Verifikasi dan validasi dilakukan dengan cara melakukan demo di depan
beberapa orang pakar mengenai listrik dan konstruksi berlokasi di STT PLN
Tangerang dan beberapa pakar mengenai konstruksi sipil. Pengujian antar
muka dilakukan dengan cara memberikan sistem pakar yang dibuat ini kepada
beberapa orang sebagai user tanpa didampingi oleh peneliti, apakah antar muka
yang dibuat dapat dimengerti dengan mudah atau tidak.
3.2 Alat Bantu Riset
1. Perangkat Keras
Alat yang digunakan adalah seperangkat komputer Intel Pentium 4,17
GHz, dengan memori 256 MB, HDD 30GB.
2. Perangkat Lunak
Software aplikasi dibuat dengan bahasa program Matlab 7.01 dan untuk
mencari sumber pengetahuan di internet dibantu dengan mesin pencari (search
engine) yahoo dan google.
3.3 Waktu dan Tempat Penelitian
Penelitian ini dilaksanakan mulai bulan Januari 2007 hingga bulan
November 2007. Data diolah di Laboratorium Pascasarjana Departemen Ilmu
Komputer, FMIPA-IPB dan tempat tinggal peneliti. Verifikasi mengenai hal yang
berhubungan dengan kelistrikan di Sekolah Tinggi Teknik PLN (STT PLN)
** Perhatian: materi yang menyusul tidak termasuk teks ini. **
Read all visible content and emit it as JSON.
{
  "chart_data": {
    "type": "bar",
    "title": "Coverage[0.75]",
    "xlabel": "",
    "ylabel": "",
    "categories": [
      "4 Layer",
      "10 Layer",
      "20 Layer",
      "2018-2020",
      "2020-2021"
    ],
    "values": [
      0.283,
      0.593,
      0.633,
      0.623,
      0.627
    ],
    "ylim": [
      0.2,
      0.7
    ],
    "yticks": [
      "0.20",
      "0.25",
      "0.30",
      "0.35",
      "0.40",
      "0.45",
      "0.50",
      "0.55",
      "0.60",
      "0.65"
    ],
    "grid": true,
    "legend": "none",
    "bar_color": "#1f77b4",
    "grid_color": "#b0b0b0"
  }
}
Tangerang dan verifikasi mengenai hal yang berhubungan dengan teknik sipil
dilakukan di Kantor Konsultan PT.Gubah Sarana Palembang.
BAB IV. HASIL DAN PEMBAHASAN
4.1 Analisis Sistem
Dalam tahapan ini, seluruh faktor yang menjadi penentu dalam perencanaan
jalur line transmisi dan dimensi pondasi di indentifikasi, faktor-faktor tersebut
yaitu :
1. Rencana Panjang Jalur Saluran Transmisi.
Rencana panjang Saluran Transmisi adalah jarak yang menghubungkan dari
satu titik ke titik lainnya atau dari pusat pembangkit sampai pada pusat beban,
untuk mentransmisikan listrik berupa saluran udara tegangan tinggi (SUTT) 150
kV. Memiliki syarat rencana panjang saluran transmisi tidak boleh lebih pendek
dari rencana panjang gawang.
2. Jarak Antar Tower (Gawang).
Rencana panjang gawang (jarak antar tower) adalah jarak rencana antar satu
tower dengan tower berikutnya. Dengan syarat panjang saluran jalur transmisi
harus lebih besar dari rencana panjang gawang.
3. Beban Yang Bekerja Pada Tower.
Dengan adanya banyak beban yang bekerja pada tower, maka ada dua
kombinasi pembebanan yaitu, kondisi normal dan kondisi abnormal. Berikut ini
perhitungannya :
3.1 Kondisi Normal
Kondisi normal adalah kondisi di mana tower tidak mengalami penambahan
beban yang ekstrem, dalam hal ini beban itu adalah adanya kawat yang putus.
3.1.1 Beban Vertikal
Untuk beban vertikal, diperhitungkan beban-beban yang terdiri dari sebagai
berikut :
a. Beban Sendiri Menara
Untuk perhitungan lebih detail dapat dilihat pada Lampiran 1, didapat besarnya
Gtotal = 10239,2652 kg
b. Berat Kawat Penghantar per jarak menara, digunakan Rumus 2 :
= jarak menara (SPLN, 1996) x berat kawat penghantar (konduktor)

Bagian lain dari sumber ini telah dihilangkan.